Paul and Mary loved their thirty-foot Edgewater. Just about every weekend, they would go on a boating excursion on the Columbia River. Paul loved to fish, and Mary just loved being outside, in the fresh air, where she could enjoy a bit of reading. One day, they decided to get a little adventurous and cross the Columbia River Bar for a little sightseeing in the Pacific. They weren’t going to be gone long, so they didn’t think to file a plan with the Coast Guard or tell anyone what they were doing. Bad choice.
About an hour into the cruise, when they had just reached the point to where land was no longer in sight, tragedy struck. Bob felt a tightening in his chest, then a sharp pain shooting down his left arm. He was sweating and out of breath and collapsed onto the deck. Bob had had a heart attack. Mary went into crisis mode. She’d been a nurse for 30 years, so she knew how to care for her husband, who was alive but unconscious. What she didn’t know was how to get back to land, to the medical services Bob so desperately needed. Bob was always the captain, and he neglected to teach Mary any basic disaster management. He always said he was going to teach her, but never quite got around to it. Today, Mary wishes Paul had taught her those things he had promised to teach her. Now it’s too late.
This tragic story happens more often than you might think. Stories of people dying because the captain of the boat is incapacitated and the “crew” has no basic knowledge of how to behave in a crisis. If you own a boat or if you know someone who does, basic skills are essential. Passengers on a boat have responsibilities, and knowing them can be the difference between life and death.
Drill, Drill, Drill
Whenever my family owned a boat, the most important thing was safety. And a big part of making sure we were all ready for a surprise catastrophe was to drill. Dad would have everyone on board take the wheel and man the helm. We would each be the skipper for a while, getting to know the controls and how to start and stop the boat, and completing a man overboard drill. Conduct these drills on a regular basis if you own a watercraft. You won’t be sorry you did.
Everyone aboard should know how to locate the VHF radio and call for assistance!

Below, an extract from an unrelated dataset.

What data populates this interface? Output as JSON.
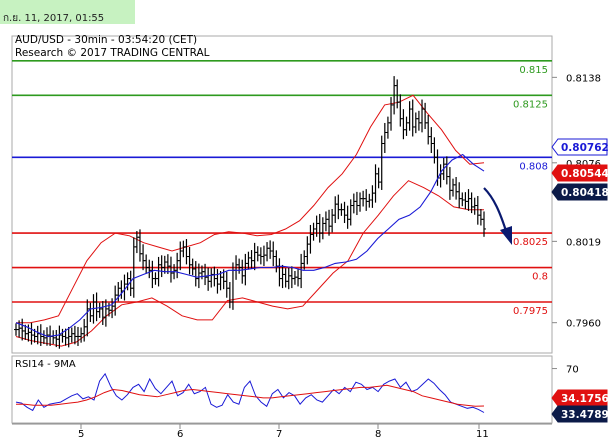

The Coast Guard Auxiliary is an all-volunteer organization whose main purpose is to assist with the public safety part of the Coast Guard’s mission. They offer many beneficial courses, many of which are at no cost to you. One course, entitled ‘Suddenly in Command’ is only 4 hours long and comes highly recommended for anyone who does not possess the strongest boating skills but who’s going to be on boats. Even seasoned captains have been known to learn a thing or two, so take the class…it could save a life.